The case for script-based collaboration
The Limecraft interface - "online tools for a modern production workflow"
In a modern production workflow, online tools enable different people to participate from different locations. Media files and production information, often separately stored and managed at different locations, need to be exchanged. Due to a lack of standards, producers rely on Facebook or exchanging documents via email. As a result, individual media fragments are hard to retrieve, reuse of content is expensive, and the overall production cost explodes as the number of distribution possibilities increases.
The key to solving this problem is an electronic script. It enables concurrency and systematic interaction between the story editing, shooting and various post-production operations downstream. Proper interaction reduces production cycle times and the overall production cost, it minimises the time to market, and enables the production crew to focus on maximum quality.
Start marketing first
Marketing and distribution of audiovisual content is a time-consuming and cumbersome task because of the disconnection between the script-writing process and the subsequent ad hoc integration of production, post-production and distribution processes. Given the nature current best practices in production and post-production, content marketing can lift off only after or near completion of post-production.
The industry is looking for a more top-down approach. The ability to communicate about a product before any material has been shot or edited, allows the producer to start marketing his product before any material is available. He could do so by considering the script as a playlist and orchestrating the different marketing channels including content delivery networks and social networks.
Reduce your production cost
In a traditional workflow, a script is developed to a point where serves as the blueprint for principal photography and editing. It must be 95% accurate, which can take up to 12 months. Once in production, editorial modifications may have a considerable impact on the production planning or require expensive correction in post-production, and in the worst case the project results in a commercial failure.
A more advanced approach is where the story is developed more interactively and more agile. Storylines are developed taking into account the available material, which can be natural or synthetic images. By doing so, editorial modifications are detected in an earlier stage. The impact, if any, is considerably lower. Eventually, an early visual representation (by animation or using rough cuts) gives key staff an impression of the end result and enables them so they can act accordingly.

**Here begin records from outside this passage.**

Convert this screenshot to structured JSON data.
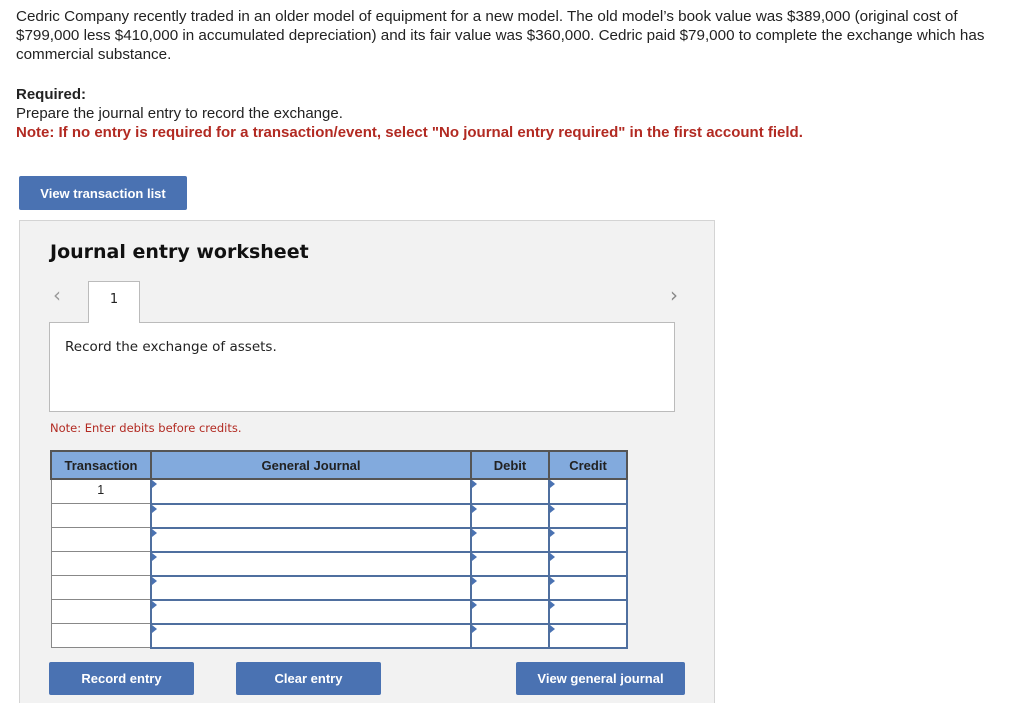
{
  "problem": {
    "text": "Cedric Company recently traded in an older model of equipment for a new model. The old model’s book value was $389,000 (original cost of $799,000 less $410,000 in accumulated depreciation) and its fair value was $360,000. Cedric paid $79,000 to complete the exchange which has commercial substance."
  },
  "required": {
    "heading": "Required:",
    "instruction": "Prepare the journal entry to record the exchange.",
    "note": "Note: If no entry is required for a transaction/event, select \"No journal entry required\" in the first account field."
  },
  "buttons": {
    "view_transaction_list": "View transaction list",
    "record_entry": "Record entry",
    "clear_entry": "Clear entry",
    "view_general_journal": "View general journal"
  },
  "worksheet": {
    "title": "Journal entry worksheet",
    "prev_icon": "‹",
    "next_icon": "›",
    "tabs": [
      {
        "label": "1"
      }
    ],
    "description": "Record the exchange of assets.",
    "note": "Note: Enter debits before credits.",
    "table": {
      "headers": [
        "Transaction",
        "General Journal",
        "Debit",
        "Credit"
      ],
      "rows": [
        {
          "transaction": "1",
          "account": "",
          "debit": "",
          "credit": ""
        },
        {
          "transaction": "",
          "account": "",
          "debit": "",
          "credit": ""
        },
        {
          "transaction": "",
          "account": "",
          "debit": "",
          "credit": ""
        },
        {
          "transaction": "",
          "account": "",
          "debit": "",
          "credit": ""
        },
        {
          "transaction": "",
          "account": "",
          "debit": "",
          "credit": ""
        },
        {
          "transaction": "",
          "account": "",
          "debit": "",
          "credit": ""
        },
        {
          "transaction": "",
          "account": "",
          "debit": "",
          "credit": ""
        }
      ]
    }
  },
  "colors": {
    "button": "#4a72b2",
    "note_red": "#b22a22",
    "table_header": "#82aadd"
  }
}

Reduce your production cycle time
Proper management of shots and semi-finished edits and automated reproduction of the edit decisions results in parallel execution of production and post-production. Because the end result is visible earlier in the process, you avoid a number of iterations in editing and the overall production cycle time is reduced by 20% of more. From the point of view of the producer, a shorter cycle time boils down to a faster return on investment.
Maximise your return on investment
Bottom line, the return on investment (ROI) is your most important performance indicator. Profits are primarily determined by the revenue generated, minus the production cost.
To maximise the ROI, it is in the producer’s interest to maximise the commercial revenue while controlling production cost. The ROI benefits from a collaborative workflow in many ways.
Because they can be identified early in the process, the impact of obsolescent editorial decisions is restricted.
Because editorial information and precut material is available much earlier in the process, the producer starts marketing earlier, compared with a traditional process, thereby indirectly increasing sales potential.
Assuming that nonlinear distribution processes extend the collaborative production platform, and assuming that the producer is capable of handing over the script to the distributor, chances are considerably higher content is recognised in an ever growing library of available content, thus directly increasing sales.
Improve the quality of your product
Given that end users have unlimited access to an overwhelming library of internationally distributed content and the availability of specialised content targeting specific communities, producers find themselves in a fierce contest where “only the strongest survive.”
This means that production cost must be structurally reduced, production cycle times cut to a minimum, and ROI must, in general, be as high as possible.
The key to these objectives is a collaborative workflow, enabled by a smooth flow of editorial information, which, as a side effect, improves the quality of your creative product.